- Appearing now in The Happiness Lecture for the Philadelphia Theatre Company
- Part of our look at Philadelphia’s spring season
- Interviewed by Joel Markowitz
Unhappiness can strike anywhere. Anytime. For Bill Irwin, it struck in London. Who’s Afraid of Virginia Woolf was a hit. The cast was happy. The money was good. And Bill, playing his Tony Award winning role of George, was, as he puts it, ‘miserable.’ Until he read ‘Pursuing Happiness’, an essay by John Lanchester in The New Yorker which set him on the journey to writing the perfect antidote to misery, The Happiness Lecture, and to a return to his first love, ‘baggy pants work.’
Joel, who caught the Sunday May 25th matinee, called The Happiness Lecture “a non-stop whirlwind of hysterical vignettes, crazy puppets, kamikazes. . . and wait til you see him flip his noodle … it’s 80 minutes of sheer joy.”

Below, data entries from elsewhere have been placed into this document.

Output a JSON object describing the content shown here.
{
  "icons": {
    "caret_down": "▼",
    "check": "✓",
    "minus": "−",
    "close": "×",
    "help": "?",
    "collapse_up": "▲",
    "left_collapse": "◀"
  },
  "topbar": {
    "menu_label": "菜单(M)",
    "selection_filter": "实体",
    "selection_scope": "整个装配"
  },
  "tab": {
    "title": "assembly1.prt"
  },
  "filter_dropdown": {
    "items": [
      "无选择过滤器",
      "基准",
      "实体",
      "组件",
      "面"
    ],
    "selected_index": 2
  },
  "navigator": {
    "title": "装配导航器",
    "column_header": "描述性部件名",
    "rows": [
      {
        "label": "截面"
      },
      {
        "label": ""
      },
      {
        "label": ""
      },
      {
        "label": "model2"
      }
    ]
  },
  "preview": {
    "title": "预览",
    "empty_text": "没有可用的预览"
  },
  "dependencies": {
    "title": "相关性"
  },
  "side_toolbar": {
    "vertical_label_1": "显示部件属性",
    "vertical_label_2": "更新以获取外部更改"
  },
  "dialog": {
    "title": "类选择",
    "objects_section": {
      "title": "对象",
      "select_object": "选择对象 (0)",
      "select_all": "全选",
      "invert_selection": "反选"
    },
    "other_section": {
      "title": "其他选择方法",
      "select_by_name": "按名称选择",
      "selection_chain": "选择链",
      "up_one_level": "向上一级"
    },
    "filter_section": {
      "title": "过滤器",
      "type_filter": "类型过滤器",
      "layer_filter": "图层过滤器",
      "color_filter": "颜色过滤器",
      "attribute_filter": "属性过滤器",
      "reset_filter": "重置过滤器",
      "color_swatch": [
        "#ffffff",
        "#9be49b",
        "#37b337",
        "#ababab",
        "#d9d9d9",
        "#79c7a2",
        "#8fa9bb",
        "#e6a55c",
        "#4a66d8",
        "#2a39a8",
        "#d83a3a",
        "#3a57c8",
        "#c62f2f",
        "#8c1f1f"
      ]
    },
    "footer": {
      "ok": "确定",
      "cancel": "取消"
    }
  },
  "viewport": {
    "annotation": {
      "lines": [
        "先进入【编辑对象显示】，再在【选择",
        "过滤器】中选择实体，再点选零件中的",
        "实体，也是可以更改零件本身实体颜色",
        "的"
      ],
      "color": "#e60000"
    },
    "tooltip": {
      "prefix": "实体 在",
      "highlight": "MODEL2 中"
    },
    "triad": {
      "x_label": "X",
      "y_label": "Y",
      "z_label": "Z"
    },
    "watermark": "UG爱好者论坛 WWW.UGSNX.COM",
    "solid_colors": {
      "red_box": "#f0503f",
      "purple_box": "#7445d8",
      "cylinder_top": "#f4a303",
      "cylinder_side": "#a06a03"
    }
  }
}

Bill Irwin joined Joel after the show. In this candidly funny interview, the Master Clown talks about the show, actors like Buster Keaton who most influence his work, and what makes him happy.
And what did he think about performing Virginia Woolf at The Kennedy Center, which won him a Helen Hayes Award? “It was our first stop on our tour and it was our favorite theatre…I’d be glad to go there again.”
Bill’s advice to young actors, acrobats, jugglers and clowns on making it a full-time career? “Get ready, and don’t get ready for eating regularly.”
Should misery strike, Bill has one thought: “Frivolity is the refusal of the species to suffer.”
Just announced: The Happiness Lecture has been extended to June 22nd at the Philadelphia Theatre Company in Philadephia.